Pontianak (ANTARA) - Gubernur Kalimantan Barat Ria Norsan tengah menyiapkan program strategis bertajuk Gema Membangun Desa yang diluncurkan pada 2026, sebagai upaya percepatan peningkatan Indeks Pembangunan Manusia (IPM) yang masih tergolong rendah di kawasan regional Kalimantan dan nasional.
"IPM kita masih rendah, bahkan di bawah Kalimantan Utara yang notabene provinsi baru. Di regional Kalimantan kita berada di posisi kelima, dan secara nasional di peringkat ke-30 dari 38 provinsi. Ini menjadi perhatian serius kami," kata Gubernur Ria Norsan dalam dialog bersama mahasiswa yang tergabung dalam BEM se-Kalimantan Barat, di Pontianak, Kamis.
Baca juga: Gubernur Kalbar Ajak ASN Manfaatkan Pinjaman Usaha untuk Bekal Pensiun
Menurutnya, pembangunan di Kalbar harus dilakukan secara terbalik, dari desa ke kota, untuk memastikan pelayanan dasar menjangkau masyarakat di wilayah pedalaman.
Program Gema Membangun Desa akan melibatkan seluruh organisasi perangkat daerah (OPD) dan instansi vertikal untuk hadir langsung ke desa-desa, memberikan layanan terpadu dalam bidang pendidikan, kesehatan, kependudukan, hingga keimigrasian.
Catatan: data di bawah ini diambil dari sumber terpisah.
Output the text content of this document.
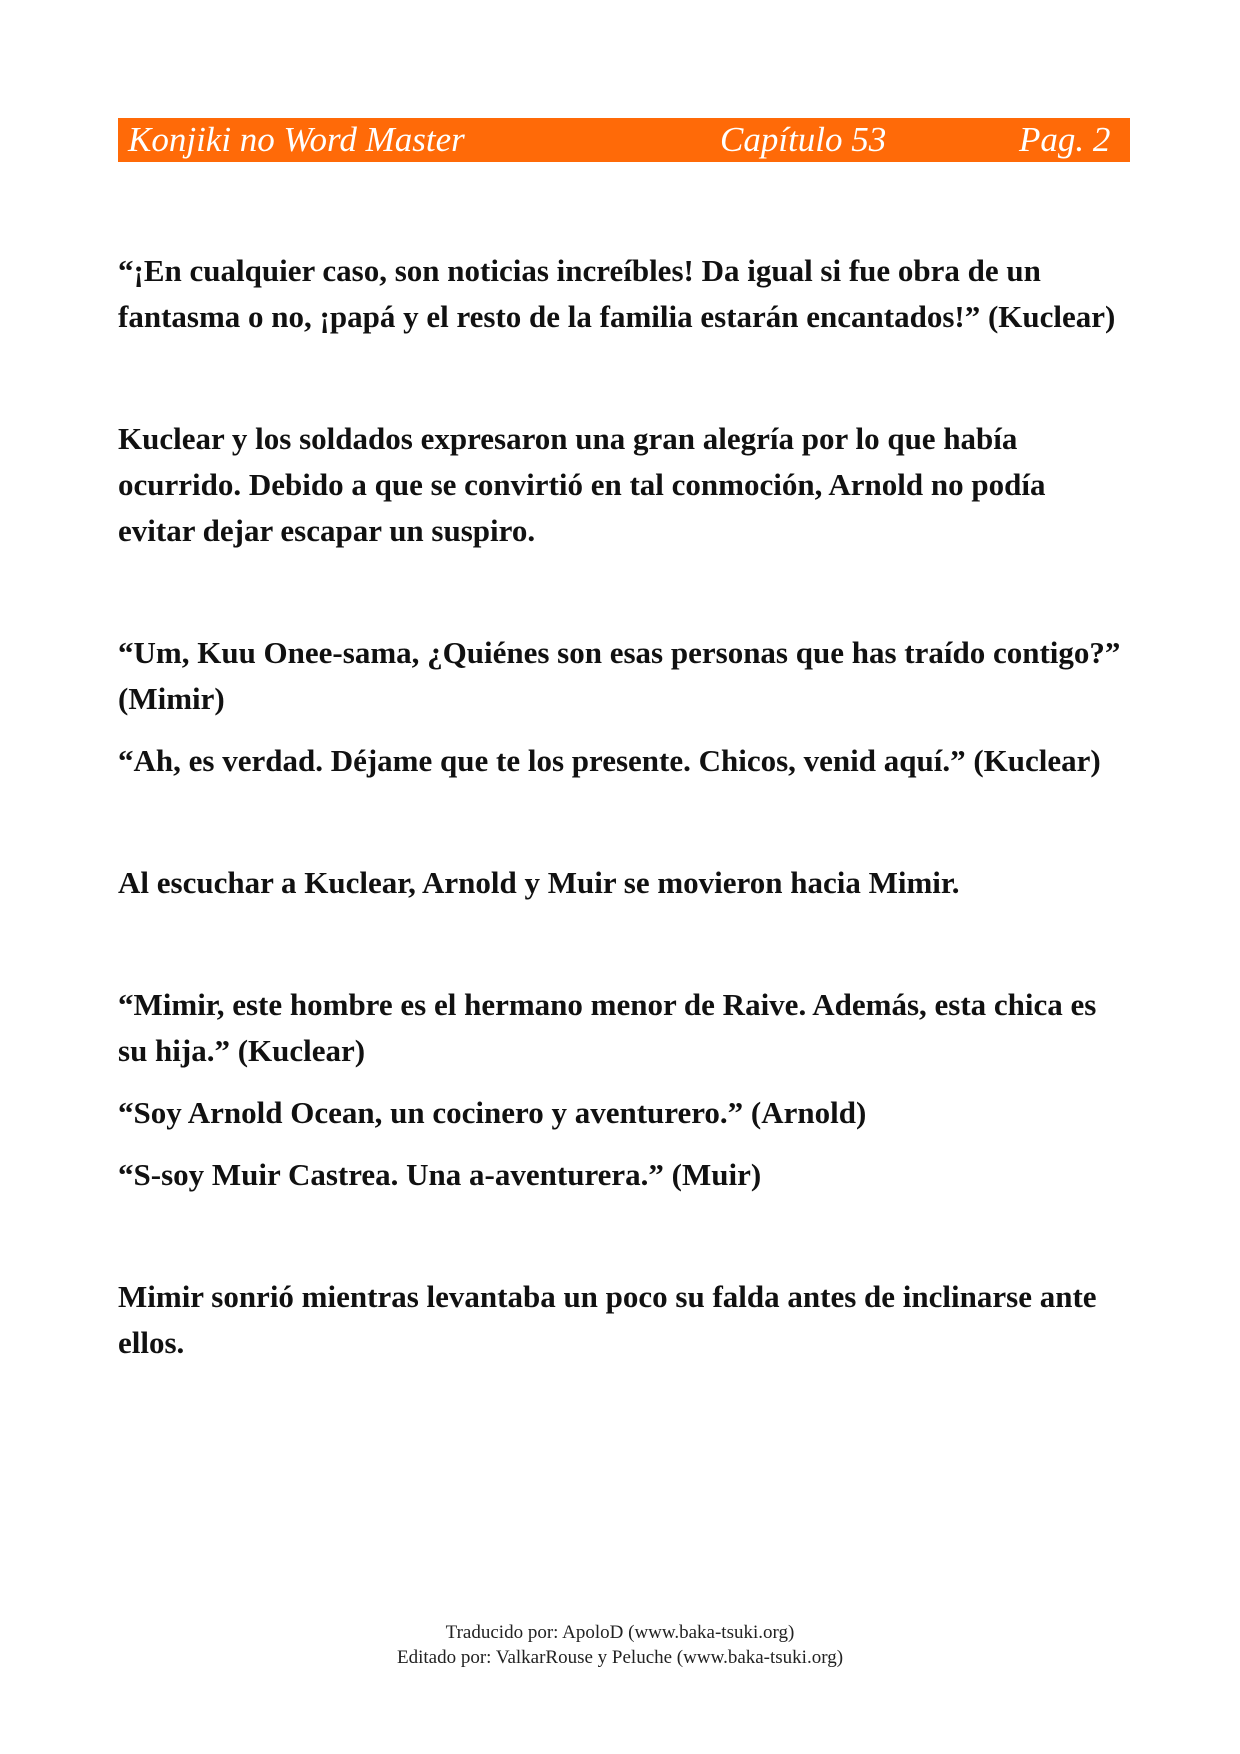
Konjiki no Word Master	Capítulo 53	Pag. 2

“¡En cualquier caso, son noticias increíbles! Da igual si fue obra de un fantasma o no, ¡papá y el resto de la familia estarán encantados!” (Kuclear)

Kuclear y los soldados expresaron una gran alegría por lo que había ocurrido. Debido a que se convirtió en tal conmoción, Arnold no podía evitar dejar escapar un suspiro.

“Um, Kuu Onee-sama, ¿Quiénes son esas personas que has traído contigo?” (Mimir)

“Ah, es verdad. Déjame que te los presente. Chicos, venid aquí.” (Kuclear)

Al escuchar a Kuclear, Arnold y Muir se movieron hacia Mimir.

“Mimir, este hombre es el hermano menor de Raive. Además, esta chica es su hija.” (Kuclear)

“Soy Arnold Ocean, un cocinero y aventurero.” (Arnold)

“S-soy Muir Castrea. Una a-aventurera.” (Muir)

Mimir sonrió mientras levantaba un poco su falda antes de inclinarse ante ellos.

Traducido por: ApoloD (www.baka-tsuki.org)
Editado por: ValkarRouse y Peluche (www.baka-tsuki.org)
"Misalnya dinas pendidikan membuka layanan pendidikan nonformal, dinas kesehatan aktifkan kembali posyandu, lalu layanan kepolisian, pajak, imigrasi digabungkan dalam satu kunjungan terpadu. Dari desa inilah kita dorong peningkatan IPM secara konkret," tuturnya.
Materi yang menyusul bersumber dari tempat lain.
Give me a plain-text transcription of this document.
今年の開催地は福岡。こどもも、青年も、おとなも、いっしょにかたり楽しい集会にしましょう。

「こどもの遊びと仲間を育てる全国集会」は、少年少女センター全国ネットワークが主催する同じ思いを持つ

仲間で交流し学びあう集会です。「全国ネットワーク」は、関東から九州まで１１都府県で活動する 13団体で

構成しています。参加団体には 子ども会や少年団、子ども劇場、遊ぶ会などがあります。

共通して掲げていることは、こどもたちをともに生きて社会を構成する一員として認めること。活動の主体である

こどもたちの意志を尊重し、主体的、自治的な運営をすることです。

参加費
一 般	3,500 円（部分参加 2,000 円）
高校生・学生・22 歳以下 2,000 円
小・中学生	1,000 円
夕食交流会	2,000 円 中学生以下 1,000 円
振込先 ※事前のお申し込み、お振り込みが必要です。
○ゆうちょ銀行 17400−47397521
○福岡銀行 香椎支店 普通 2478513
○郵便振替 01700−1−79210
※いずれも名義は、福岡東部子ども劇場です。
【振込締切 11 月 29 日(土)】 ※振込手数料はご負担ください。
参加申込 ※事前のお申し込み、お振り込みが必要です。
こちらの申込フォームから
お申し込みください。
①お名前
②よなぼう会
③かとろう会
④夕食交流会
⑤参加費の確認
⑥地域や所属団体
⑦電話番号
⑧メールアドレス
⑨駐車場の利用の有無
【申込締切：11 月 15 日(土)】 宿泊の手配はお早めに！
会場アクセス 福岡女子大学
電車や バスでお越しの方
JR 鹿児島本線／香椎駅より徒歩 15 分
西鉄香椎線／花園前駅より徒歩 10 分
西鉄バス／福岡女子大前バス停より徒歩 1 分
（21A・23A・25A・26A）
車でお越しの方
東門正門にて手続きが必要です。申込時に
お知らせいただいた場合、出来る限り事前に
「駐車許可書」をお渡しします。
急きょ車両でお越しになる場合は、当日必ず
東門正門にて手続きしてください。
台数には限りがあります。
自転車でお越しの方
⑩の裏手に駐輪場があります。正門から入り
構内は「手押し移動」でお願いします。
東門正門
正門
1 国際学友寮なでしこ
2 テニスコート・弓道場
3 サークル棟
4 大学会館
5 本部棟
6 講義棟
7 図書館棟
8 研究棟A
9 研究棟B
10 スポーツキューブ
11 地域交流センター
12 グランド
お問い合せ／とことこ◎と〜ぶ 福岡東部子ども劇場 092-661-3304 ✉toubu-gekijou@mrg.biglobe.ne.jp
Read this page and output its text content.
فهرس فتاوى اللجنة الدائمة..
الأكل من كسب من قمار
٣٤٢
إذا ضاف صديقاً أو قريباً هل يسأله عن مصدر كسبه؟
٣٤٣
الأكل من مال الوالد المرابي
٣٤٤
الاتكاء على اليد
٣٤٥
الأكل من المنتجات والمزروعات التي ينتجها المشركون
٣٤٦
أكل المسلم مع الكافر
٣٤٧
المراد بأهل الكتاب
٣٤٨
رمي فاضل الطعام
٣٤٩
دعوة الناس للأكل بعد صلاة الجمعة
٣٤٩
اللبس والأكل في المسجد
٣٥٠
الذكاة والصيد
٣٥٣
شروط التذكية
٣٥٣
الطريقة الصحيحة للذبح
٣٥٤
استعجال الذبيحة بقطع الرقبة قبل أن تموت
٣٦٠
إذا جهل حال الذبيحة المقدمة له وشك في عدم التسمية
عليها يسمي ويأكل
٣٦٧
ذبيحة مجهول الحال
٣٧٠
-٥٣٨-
Gubernur Norsan menyebut bahwa Pemprov Kalbar akan memperluas akses pendidikan nonformal, seperti paket A, B, dan C, untuk menjangkau warga usia produktif yang tidak menyelesaikan pendidikan SMA.
"Ini penting untuk meningkatkan kompetensi dan daya saing tenaga kerja lokal," katanya.
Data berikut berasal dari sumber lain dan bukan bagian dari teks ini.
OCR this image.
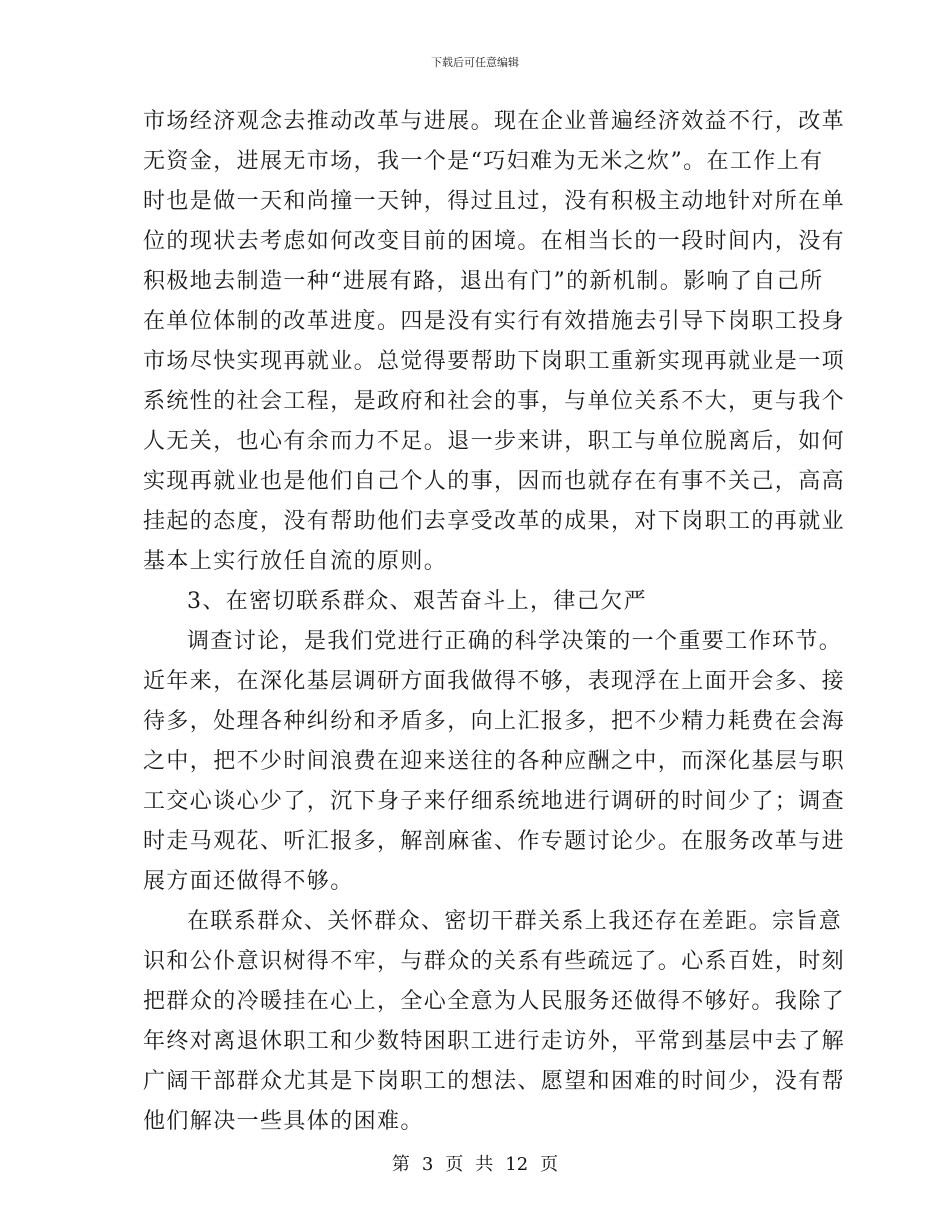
下载后可任意编辑
市场经济观念去推动改革与进展。现在企业普遍经济效益不行，改革
无资金，进展无市场，我一个是“巧妇难为无米之炊”。在工作上有
时也是做一天和尚撞一天钟，得过且过，没有积极主动地针对所在单
位的现状去考虑如何改变目前的困境。在相当长的一段时间内，没有
积极地去制造一种“进展有路，退出有门”的新机制。影响了自己所
在单位体制的改革进度。四是没有实行有效措施去引导下岗职工投身
市场尽快实现再就业。总觉得要帮助下岗职工重新实现再就业是一项
系统性的社会工程，是政府和社会的事，与单位关系不大，更与我个
人无关，也心有余而力不足。退一步来讲，职工与单位脱离后，如何
实现再就业也是他们自己个人的事，因而也就存在有事不关己，高高
挂起的态度，没有帮助他们去享受改革的成果，对下岗职工的再就业
基本上实行放任自流的原则。
3、在密切联系群众、艰苦奋斗上，律己欠严
调查讨论，是我们党进行正确的科学决策的一个重要工作环节。
近年来，在深化基层调研方面我做得不够，表现浮在上面开会多、接
待多，处理各种纠纷和矛盾多，向上汇报多，把不少精力耗费在会海
之中，把不少时间浪费在迎来送往的各种应酬之中，而深化基层与职
工交心谈心少了，沉下身子来仔细系统地进行调研的时间少了；调查
时走马观花、听汇报多，解剖麻雀、作专题讨论少。在服务改革与进
展方面还做得不够。
在联系群众、关怀群众、密切干群关系上我还存在差距。宗旨意
识和公仆意识树得不牢，与群众的关系有些疏远了。心系百姓，时刻
把群众的冷暖挂在心上，全心全意为人民服务还做得不够好。我除了
年终对离退休职工和少数特困职工进行走访外，平常到基层中去了解
广阔干部群众尤其是下岗职工的想法、愿望和困难的时间少，没有帮
他们解决一些具体的困难。
第 3 页 共 12 页
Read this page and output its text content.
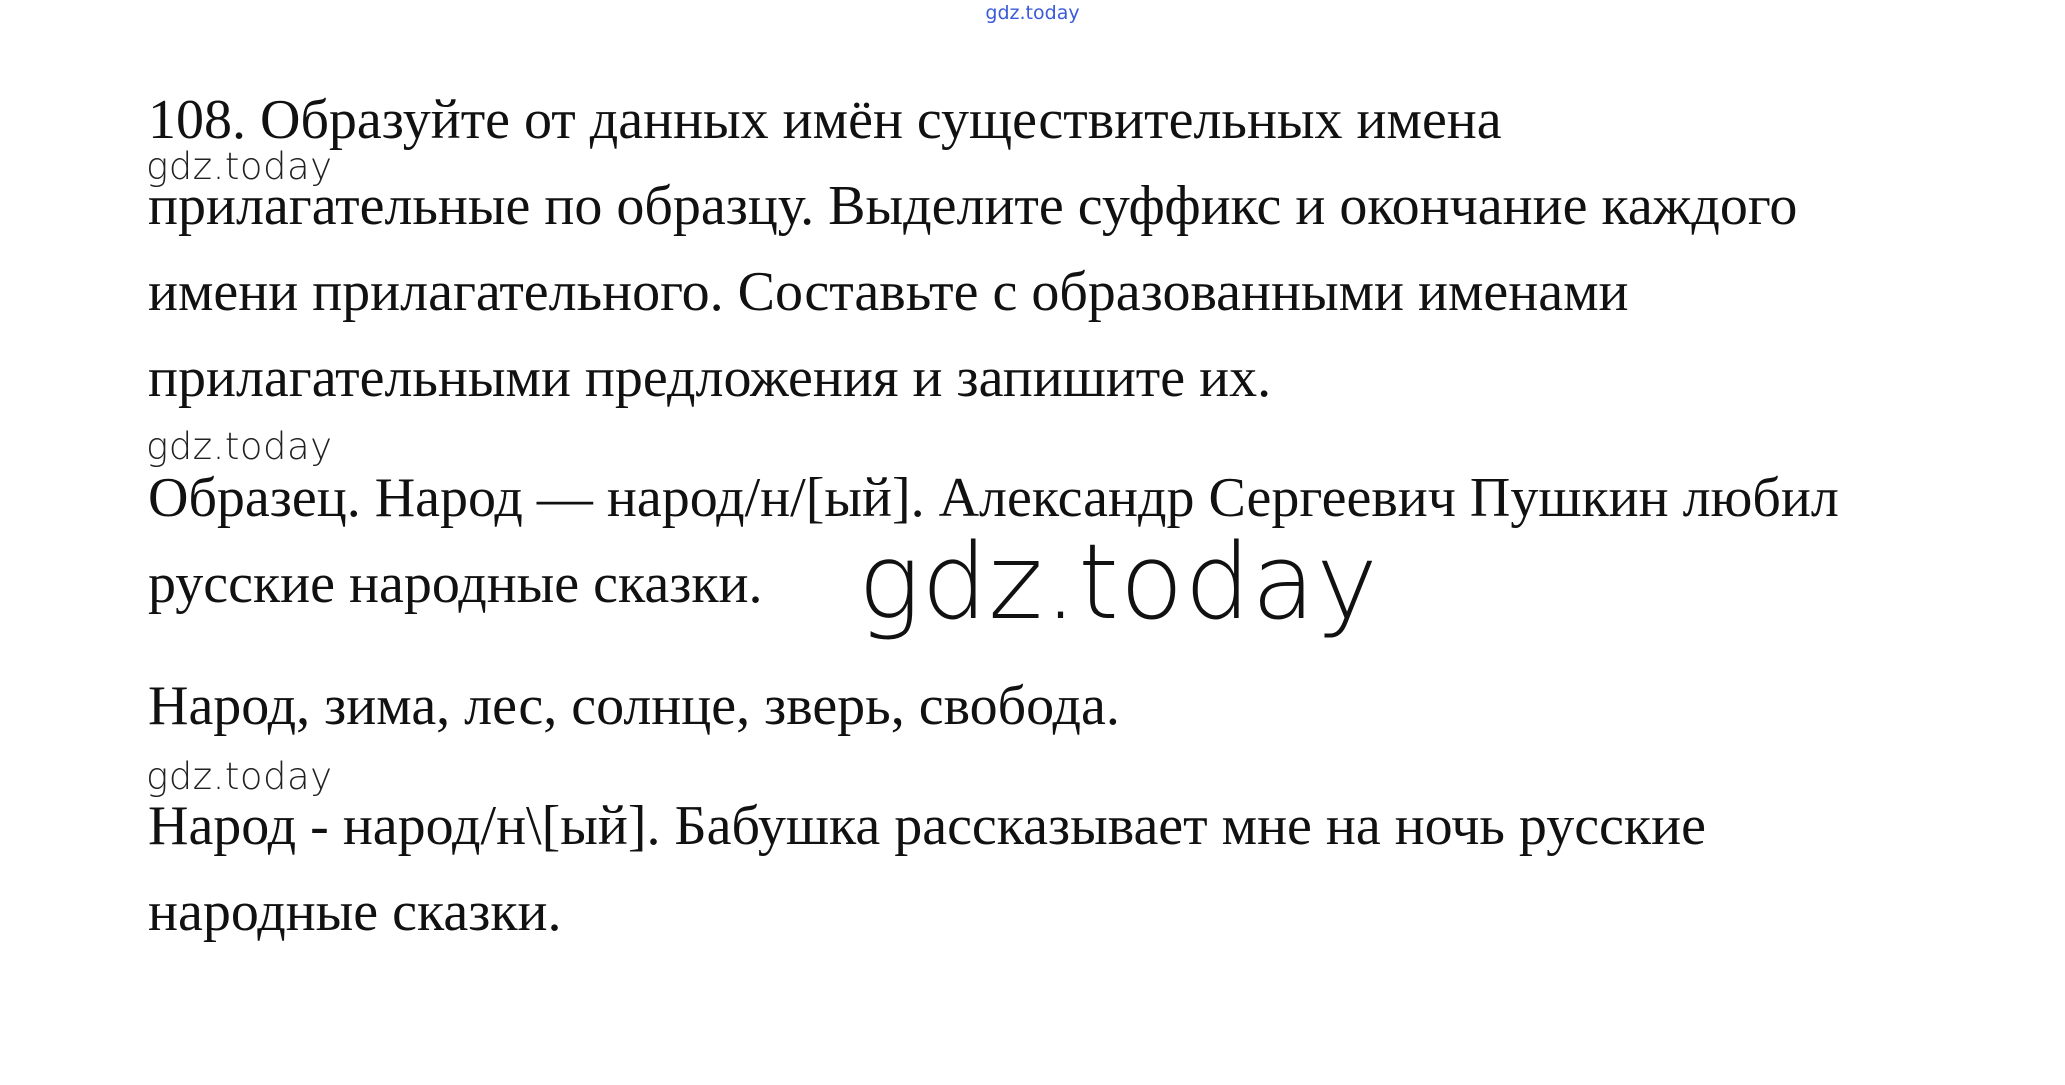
gdz.today
108. Образуйте от данных имён существительных имена
gdz.today
прилагательные по образцу. Выделите суффикс и окончание каждого
имени прилагательного. Составьте с образованными именами
прилагательными предложения и запишите их.
gdz.today
Образец. Народ — народ/н/[ый]. Александр Сергеевич Пушкин любил
русские народные сказки. gdz.today
Народ, зима, лес, солнце, зверь, свобода.
gdz.today
Народ - народ/н\[ый]. Бабушка рассказывает мне на ночь русские
народные сказки.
Di bidang kesehatan, pemerintah daerah menargetkan penurunan angka stunting dengan memperkuat kembali posyandu dan memberikan intervensi gizi serta edukasi untuk ibu hamil dan balita.
"Kita juga akan galakkan gerakan makan ikan agar masyarakat paham pentingnya gizi, terutama di daerah nelayan yang justru mengalami gizi buruk karena hasil tangkapannya dijual semua," kata Norsan.
Baca juga: Pemprov Kalbar Fokus Perbaiki Infrastruktur Jalan dan Percepat Konektivitas Daerah
Di tempat yang sama, Ketua Koordinator BEM Kalimantan Barat Sheer Khan menilai meski IPM Kalbar meningkat dari 68 pada 2022 menjadi 71,19 pada 2024, capaian itu belum mencerminkan kemajuan menyeluruh.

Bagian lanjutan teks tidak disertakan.